So Thing Two came home a day or two ago singing that familiar song that we all grew up with, “Little Bunny Foo Foo”.
I smiled as he sang, and sang along with him. But suddenly my song ground to a halt. He was singing it wrong! Y’all know how it goes, “Little Bunny Foo Foo, hoppin’ through the forest, scoopin’ up the field mice and boppin’ ’em on the head!” But what was this I heard? Something about *kissing* those field mice on the head? Wait, no, that’s not the way it goes. I said to Thing Two, “Don’t you mean boppin’ ’em on the head? It’s not kissin’ ’em on the head.” He said, “Well, that’s how they’re teaching it at my school!”

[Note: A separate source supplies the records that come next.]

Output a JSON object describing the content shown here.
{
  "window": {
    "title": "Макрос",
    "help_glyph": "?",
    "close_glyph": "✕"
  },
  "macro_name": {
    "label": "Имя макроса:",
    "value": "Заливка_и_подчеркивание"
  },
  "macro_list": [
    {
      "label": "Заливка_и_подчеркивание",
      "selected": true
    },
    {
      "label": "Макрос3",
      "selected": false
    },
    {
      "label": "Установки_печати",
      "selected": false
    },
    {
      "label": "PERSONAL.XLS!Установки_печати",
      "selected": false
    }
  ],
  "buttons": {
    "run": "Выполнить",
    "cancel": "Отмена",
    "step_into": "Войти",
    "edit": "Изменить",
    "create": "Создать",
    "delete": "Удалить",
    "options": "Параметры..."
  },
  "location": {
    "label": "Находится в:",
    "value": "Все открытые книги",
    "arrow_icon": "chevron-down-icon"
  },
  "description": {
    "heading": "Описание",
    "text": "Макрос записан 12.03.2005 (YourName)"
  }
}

Lovely. So no longer can Bunny Foo Foo (and let’s all admit it, bunnies can be nasty, vicious little buggers, in spite of all their cute fluffiness – you have seen Monty Python and the Holy Grail, yes?) scoop up field mice (who are, by all accounts, vermin and disease carriers, no matter how adorable their little twitchy noses may be) and bop them on the head. He’s going around KISSING them. Really?! Would you want to kiss a disease-carrying rodent?
I am convinced that the world is setting out to emasculate men, and it starts with our boys. Anyone who has boy children knows: boys are DIFFERENT than girls. It doesn’t matter if you give them gender neutral toys. A boy can (and will) take a teddy bear and make it into a tank, where a girl will name hers Christina Sparkle Kissyflower and decorates it in pink ribbons and glitter. It doesn’t matter if you forbid any talk of weapons (or Nerf guns, or whatever), boys have an affiliation for weaponry inbred, and I’m convinced it comes from birth. At the tender age of about 18 months, Thing Two bit a piece of cheese into the rough shape of a gun, pointed it at his brother, and said, “Pow pow!” We’re not anti-gun, but we don’t keep weapons openly about the house, and we hadn’t taught him to do that. He just DID.
The idea of being a protector, a defender, someone who takes down the bad guys when they need taking down, that’s hardwired into our boys’ genetic code. These days, it seems like the world is taking every step they can to strip that from them.
Look at commercials. How many have you seen that depict a guy as a moron who can’t even decide what kind of lawn care product to get to kill the ants in his yard without his wife’s input? Look at sitcoms. How many times is the dad depicted as the bumbling goofball who can’t really be trusted with anything important, while the wife is really the brains of the marriage? And then the Interwebs. There are blog posts aplenty giving women advice on how to strengthen their marriages that put the burden of making a marriage a happy one squarely on the woman’s shoulders. When did a happy, thriving marriage become solely the woman’s responsibility? Are our poor husbands so frail and fraught with insecurities that we women must meet their every need without expecting them to lift a finger or consider our needs as well? And if they are, when did that happen? And why? And how do we make that stop?
Don’t get me wrong. I’m not saying there aren’t rough and tumble girls, and I’m not saying there aren’t any boys who prefer to sit and draw instead of taking part in a rugby scrum in the back yard with their buddies. Heck, Thing Two has a fondness for Hello Kitty, and he’s about as rough and rowdy as they come. His preferred method of greeting me is to come running at top speed and head-butt me, and if there’s going to be a linebacker in the family, he’s gonna be it. I’m just saying that if society has a whole lot of models of men being pitiful and sad and wholly untrustworthy with any task of importance, if men forget how to be men, how will our boys ever learn?
We’re working to raise our boys to be strong, confident men. Not bullies, not jerks who steamroll their way through life, but men – men who know there’s a time to be gentle, and a time to stand firm and fight (literally or figuratively) for those you love. The world aims to take that God-given difference, that hard-wiring of the male gender as protector and defender, away. And yes, it really can start with something as seemingly small as Little Bunny Foo Foo.